The Western Golf Association has donated to the USGA museum a collection of fifteen thousand early golf photos which now are believed to be the archives of Golf Illustrated magazine, which was published from 1914 – 1935. From the USGA:
Founded in New York City in 1914 as Golf Illustrated and Outdoor American, later shortened to Golf Illustrated in 1919, the monthly periodical was established to “furnish golfers with a wealth of reading and illustration” and featured instruction, tournament news, opinion, fashion advice, photographs and advertisements for the well-to-do player. The magazine published contributions from leading golfers and champions of the day like Francis Ouimet, Jerry Travers and Harold Hilton. Horace Hutchinson, Bernard Darwin and John G. Anderson were its exemplary early columnists. Golf Illustrated counted among its editors the influential architects Max Behr and A.W. Tillinghast. As a consequence, the magazine had strong leanings toward course architecture, and the resulting depth and breadth of architectural photos in its archive were not a coincidence.
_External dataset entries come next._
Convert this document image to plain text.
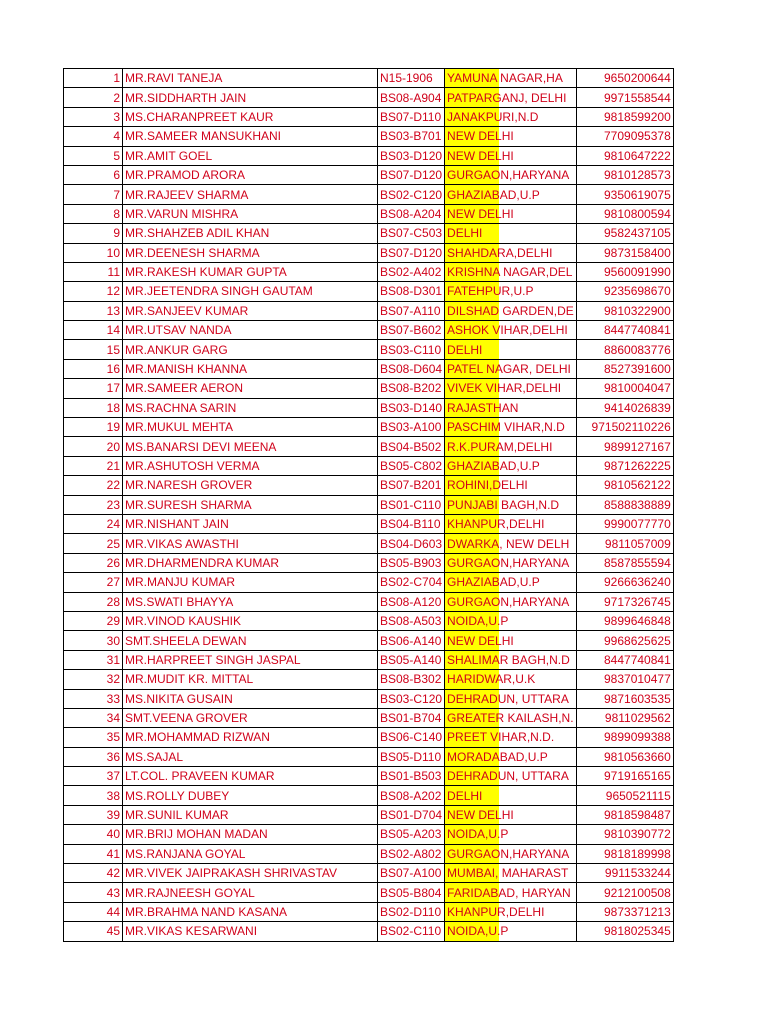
1	MR.RAVI TANEJA	N15-1906	YAMUNA NAGAR,HA	9650200644
2	MR.SIDDHARTH JAIN	BS08-A904	PATPARGANJ, DELHI	9971558544
3	MS.CHARANPREET KAUR	BS07-D110	JANAKPURI,N.D	9818599200
4	MR.SAMEER MANSUKHANI	BS03-B701	NEW DELHI	7709095378
5	MR.AMIT GOEL	BS03-D120	NEW DELHI	9810647222
6	MR.PRAMOD ARORA	BS07-D120	GURGAON,HARYANA	9810128573
7	MR.RAJEEV SHARMA	BS02-C120	GHAZIABAD,U.P	9350619075
8	MR.VARUN MISHRA	BS08-A204	NEW DELHI	9810800594
9	MR.SHAHZEB ADIL KHAN	BS07-C503	DELHI	9582437105
10	MR.DEENESH SHARMA	BS07-D120	SHAHDARA,DELHI	9873158400
11	MR.RAKESH KUMAR GUPTA	BS02-A402	KRISHNA NAGAR,DEL	9560091990
12	MR.JEETENDRA SINGH GAUTAM	BS08-D301	FATEHPUR,U.P	9235698670
13	MR.SANJEEV KUMAR	BS07-A110	DILSHAD GARDEN,DE	9810322900
14	MR.UTSAV NANDA	BS07-B602	ASHOK VIHAR,DELHI	8447740841
15	MR.ANKUR GARG	BS03-C110	DELHI	8860083776
16	MR.MANISH KHANNA	BS08-D604	PATEL NAGAR, DELHI	8527391600
17	MR.SAMEER AERON	BS08-B202	VIVEK VIHAR,DELHI	9810004047
18	MS.RACHNA SARIN	BS03-D140	RAJASTHAN	9414026839
19	MR.MUKUL MEHTA	BS03-A100	PASCHIM VIHAR,N.D	971502110226
20	MS.BANARSI DEVI MEENA	BS04-B502	R.K.PURAM,DELHI	9899127167
21	MR.ASHUTOSH VERMA	BS05-C802	GHAZIABAD,U.P	9871262225
22	MR.NARESH GROVER	BS07-B201	ROHINI,DELHI	9810562122
23	MR.SURESH SHARMA	BS01-C110	PUNJABI BAGH,N.D	8588838889
24	MR.NISHANT JAIN	BS04-B110	KHANPUR,DELHI	9990077770
25	MR.VIKAS AWASTHI	BS04-D603	DWARKA, NEW DELH	9811057009
26	MR.DHARMENDRA KUMAR	BS05-B903	GURGAON,HARYANA	8587855594
27	MR.MANJU KUMAR	BS02-C704	GHAZIABAD,U.P	9266636240
28	MS.SWATI BHAYYA	BS08-A120	GURGAON,HARYANA	9717326745
29	MR.VINOD KAUSHIK	BS08-A503	NOIDA,U.P	9899646848
30	SMT.SHEELA DEWAN	BS06-A140	NEW DELHI	9968625625
31	MR.HARPREET SINGH JASPAL	BS05-A140	SHALIMAR BAGH,N.D	8447740841
32	MR.MUDIT KR. MITTAL	BS08-B302	HARIDWAR,U.K	9837010477
33	MS.NIKITA GUSAIN	BS03-C120	DEHRADUN, UTTARA	9871603535
34	SMT.VEENA GROVER	BS01-B704	GREATER KAILASH,N.	9811029562
35	MR.MOHAMMAD RIZWAN	BS06-C140	PREET VIHAR,N.D.	9899099388
36	MS.SAJAL	BS05-D110	MORADABAD,U.P	9810563660
37	LT.COL. PRAVEEN KUMAR	BS01-B503	DEHRADUN, UTTARA	9719165165
38	MS.ROLLY DUBEY	BS08-A202	DELHI	9650521115
39	MR.SUNIL KUMAR	BS01-D704	NEW DELHI	9818598487
40	MR.BRIJ MOHAN MADAN	BS05-A203	NOIDA,U.P	9810390772
41	MS.RANJANA GOYAL	BS02-A802	GURGAON,HARYANA	9818189998
42	MR.VIVEK JAIPRAKASH SHRIVASTAV	BS07-A100	MUMBAI, MAHARAST	9911533244
43	MR.RAJNEESH GOYAL	BS05-B804	FARIDABAD, HARYAN	9212100508
44	MR.BRAHMA NAND KASANA	BS02-D110	KHANPUR,DELHI	9873371213
45	MR.VIKAS KESARWANI	BS02-C110	NOIDA,U.P	9818025345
Golf Illustrated ceased publishing in 1935, during the depths of the Great Depression, shortly after being purchased by the Hewitt Publishing Company, which owned an early version of Sports Illustrated (though not the more famous Sports Illustrated begun by Henry Luce in 1954). The final edition of the magazine in the USGA Library is the July/August 1935 issue, though there were plans for a September issue. After the magazine folded, very little is known about what happened to its photo archive, though the magazine itself remains one of the finest chronicles of golf in its “Golden Age.”
“We have always suspected that the collection of Golf Illustrated images was out there,” said Rand Jerris, director of the USGA Museum, “and we have always hoped that it would turn up some day.”
While there is no confirmation that this is in fact the Golf Illustrated collection, we believe it might be due to the information provided by the WGA and the content of the individual photographs.
“The story I heard was that the original Golf Illustrated went out of business in the 1940s and someone there donated [the archives] to the WGA,” said Gary Holaway, WGA communications director. “It clearly is a collection that would not have been expected to be in our archives, as almost all of the photos are unrelated to WGA events.”
What the USGA museum should do is to put all of its photo collections on the web. They do no one any good sitting in a vault at the USGA where only a few can see them. They need to be seen and enjoyed as a part of the heritage of everyone who plays the game. It also would do the USGA a great deal of good as a public relations ploy.